1

70 3 0
                                    

Aku duduk di teras rumah Dera yang senyap dan tak berpenghuni. Entah kenapa, sejuta harapan itu memaksa aku untuk kembali kesini dan menemuinya. Termenung kala mengingat kejadian yang menimpanya dua tahun silam. Aku yang dulu seorang cewek periang, harus menjadi pendiam saat peristiwa ini menimpa aku dan Dera. Semua berubah seratus delapan puluh derajat.

Aku berjalan masuk ke rumah Dera. Sebelum pergi, Mama nya memberikan aku kunci rumah ini agar aku bisa kesini saat aku merindukan Dera. Aku berjalan menyusuri lorong rumahnya. Mataku tertuju pada kamar yang bercat hitam pada pintunya. Aku pun memasukinya.

Ku pegang bingkai foto yang ada aku dan Dera didalamnya. Ya, kami sangat bahagia di foto itu. Foto kami disaat selesai ujian. Dia tersenyum sumringah merangkul ku, begitu juga aku. Air mata menetes kala mengingat kenangan itu. Aku pun tersenyum melihat foto yang tersusun rapi di dinding kamarnya. Foto kami disaat wisuda. Aku dengan modern kebaya berwarna merah dan dia dengan jas berwarna hitam. Kami berpelukan. Sebuah kenangan yang takkan bisa diulang lagi. Bagaimanapun caranya, semua ini tinggal kenangan. Yang suatu saat pasti sangat aku rindukan. Yang suatu saat pasti akan terlupa. Aku sulit melupakan semua itu. Tapi Dera, ia telah mendahuluiku melupakan semua itu.

~

Flashback on

"Tapi kan Bu, itu seharusnya jawabannya 20. Bukannya 9, Bu." Ujar Cinta

"Kamu yang salah Cinta. Itu kata kuncinya ATAU bukannya DAN. Kalau ATAU itu ditambahkan. Bukannya dikali! Kamu kalau udah salah diam aja, gak usah ngerasa bener." Sahut Bu Tata

"Tapi kan Bu--" omongan Cinta dipotong oleh seorang cowok yang selama ini terkenal misterius namun Cinta menyukainya.

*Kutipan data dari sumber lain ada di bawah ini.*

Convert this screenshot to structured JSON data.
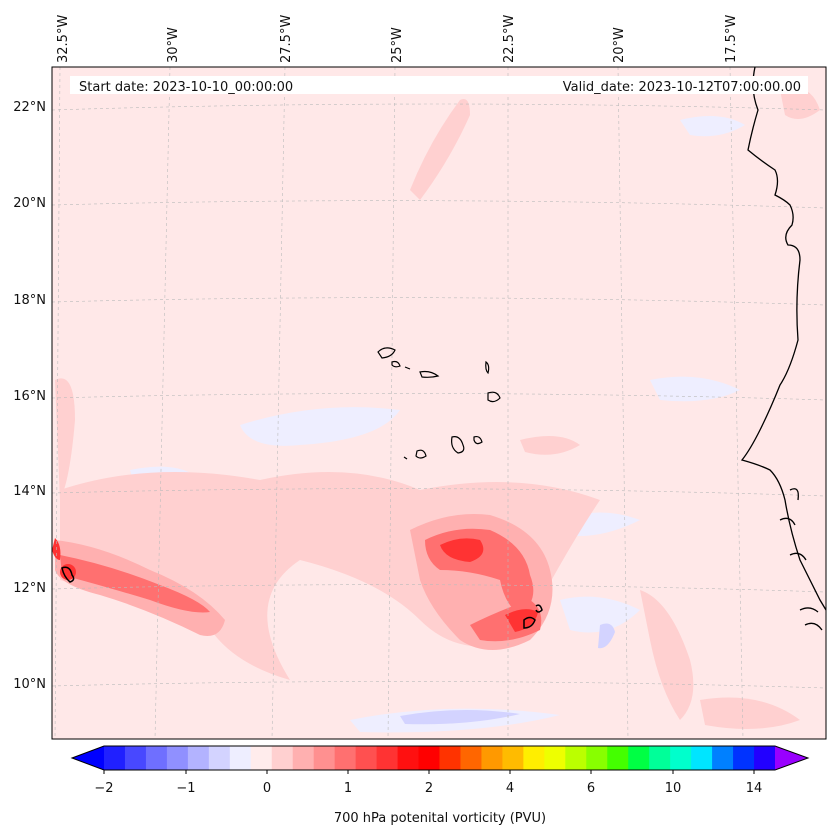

"Maaf memotong pembicaraan, Bu Tata benar. Itu 9 dan bukan 20. Coba lo baca baik baik soalnya dan lihat apa kata kuncinya. Jadi, jangan ngerasa paling bener." dia kembali fokus pada bukunya

Cinta seketika terdiam dan melihat kearah soal. Ia membaca soalnya dengan teliti.
"Bu, liat deh baik baik soal saya. Kata kuncinya DAN kan? Saya gak salah dong" Cinta maju kedepan sambil membawa bukunya.

Bu Tata tertawa geli melihat buku Cinta "Kamu tuli atau budek sih? Kamu salah dengar soal, Cinta! Liat nih buku Ibu!" Cinta memperhatikan buku yang diberikan Bu Tata. Cinta menelan ludahnya dan merampas bukunya lalu pergi ketempat duduknya dengan wajah masam. 'Apes deh gue' batinnya.

" 'kan udah gue bilang, Cinta. Lo yang salah. Lo sih gak dengar kata gue". Ujar teman sebangkunya, Raya

"Lagian lo gak cegah gue sih." Jawabnya masih dengan wajah yang ditekuk

"Lo nya aja yang keras kepala. Kalau lo mau cari perhatian si cowok kulkas itu, mendingan cara yang lain deh. Jangan kayak gini." Tembak Raya sambil terkekeh

"Siapa juga yang mau cari perhatian dia? Lo tau sendiri 'kan kalau gue emang kritis orangnya?" Ucapnya tak terima

"Iya deh iya. Asalkan lo jangan sampe terlalu kritis trus ujung ujungnya malu-maluin diri lo sendiri."

Cinta hanya diam. Kali ini ia mengabaikan ucapan temannya itu. Mata nya terfokus pada sosok yang sedang duduk mendengarkan penjelasan guru di depan. Tangannya menopang dagu, rambut yang begitu rapi, hidung yang sangat mancung, alis hitam dan tebal, bibir merah mudanya yang tipis, membuat Cinta tak henti berdecak kagum pada sosok satu itu, Dera.

Semuanya bermula saat awal mereka masuk sekolah. Cinta yang belum memiliki teman, akhirnya memutuskan untuk duduk disebelah Dera yang juga kebetulan duduk sendiri. Selama satu semester mereka duduk bersama dan selama itu juga Cinta masih tetap gak bisa menarik perhatiannya. Semua cowok bertekuk lutut kepada Cinta, tapi tak dengan Dera. Cinta begitu terobsesi dengan Dera. Walau Cinta tau, Dera tak mudah untuk ia gapai tak seperti cowok yang lainnya.